Applied Math Seminar: Emily de Jong (Caltech)

Title: Modeling size distributions and collisions in cloud microphysics

Abstract:
Feedbacks between a warming atmosphere, emission of aerosols, and clouds and precipitation are one of the most difficult aspects for climate models to accurately capture. While these models operate at resolutions of tens or hundreds of kilometers, many of the physics that determine how and where clouds form or precipitate function at the micron droplet scale. This separation of scales means that most of these “microphysics” must be modeled with only a few approximate quantities and physical equations. These simplifications lead to large uncertainties about the future climate, such as the sensitivity of global warming to human-emitted aerosols.

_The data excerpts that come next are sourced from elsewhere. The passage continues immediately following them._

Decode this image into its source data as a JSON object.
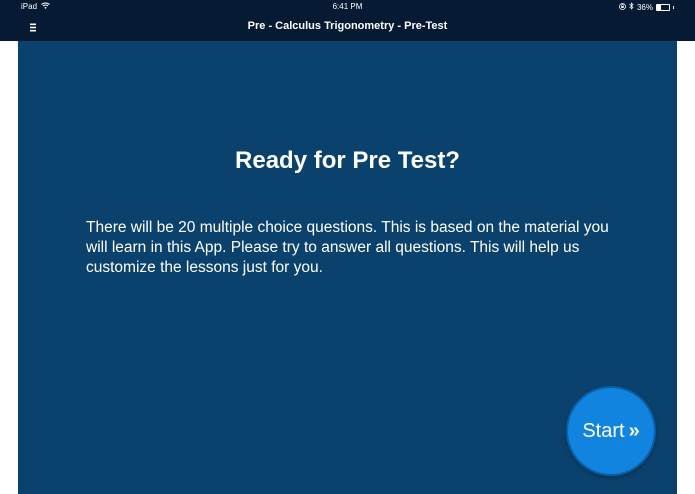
{
  "status_bar": {
    "device": "iPad",
    "wifi_icon": "wifi-icon",
    "time": "6:41 PM",
    "lock_icon": "orientation-lock-icon",
    "bluetooth_icon": "bluetooth-icon",
    "battery_percent": "36%",
    "battery_level": 0.36
  },
  "nav": {
    "menu_icon": "hamburger-menu-icon",
    "title": "Pre - Calculus Trigonometry - Pre-Test"
  },
  "main": {
    "heading": "Ready for Pre Test?",
    "body": "There will be 20 multiple choice questions. This is based on the material you will learn in this App. Please try to answer all questions. This will help us customize the lessons just for you.",
    "start_label": "Start",
    "start_icon": "double-chevron-right-icon",
    "start_glyph": "»"
  },
  "colors": {
    "nav_bg": "#061a33",
    "content_bg": "#0b426d",
    "button_bg": "#1184e0"
  }
}
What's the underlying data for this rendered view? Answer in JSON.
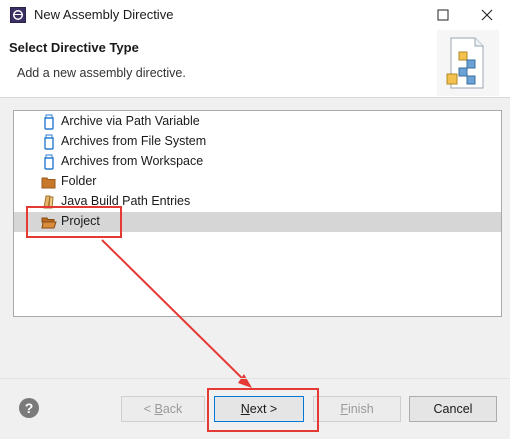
{
  "window": {
    "title": "New Assembly Directive"
  },
  "header": {
    "title": "Select Directive Type",
    "description": "Add a new assembly directive."
  },
  "list": {
    "items": [
      {
        "label": "Archive via Path Variable",
        "icon": "jar-icon"
      },
      {
        "label": "Archives from File System",
        "icon": "jar-icon"
      },
      {
        "label": "Archives from Workspace",
        "icon": "jar-icon"
      },
      {
        "label": "Folder",
        "icon": "folder-icon"
      },
      {
        "label": "Java Build Path Entries",
        "icon": "library-icon"
      },
      {
        "label": "Project",
        "icon": "open-folder-icon",
        "selected": true
      }
    ]
  },
  "buttons": {
    "help": "?",
    "back_pre": "< ",
    "back_u": "B",
    "back_post": "ack",
    "next_u": "N",
    "next_post": "ext >",
    "finish_u": "F",
    "finish_post": "inish",
    "cancel": "Cancel"
  },
  "colors": {
    "accent": "#0078d7",
    "annotation": "#e53935",
    "selection": "#d6d6d6"
  }
}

This talk presents two promising techniques for mathematically representing droplet size distributions and the microphysics that govern how droplets within the distribution evolve. The first method attempts to span a gap in complexity between a simple method of moments and expensive “bin” or spectral representations by collocating smooth basis functions over the droplet size domain. With intelligently selected basis functions, this approach can represent the process of cloud droplets coalescing to form rain with bin-like accuracy, but with a degree of complexity that is attainable for global simulations. Next, we present a high-complexity high-fidelity Lagrangian approach known as the superdroplet method. This approach shows promise as a research tool to verify and train future microphysics models, but it is currently incomplete in its purview of droplet physics. We describe a probabilistic approach to representing collisional breakup, an often-overlooked process that can impact precipitation rates, cloud lifetime, and aerosol processing.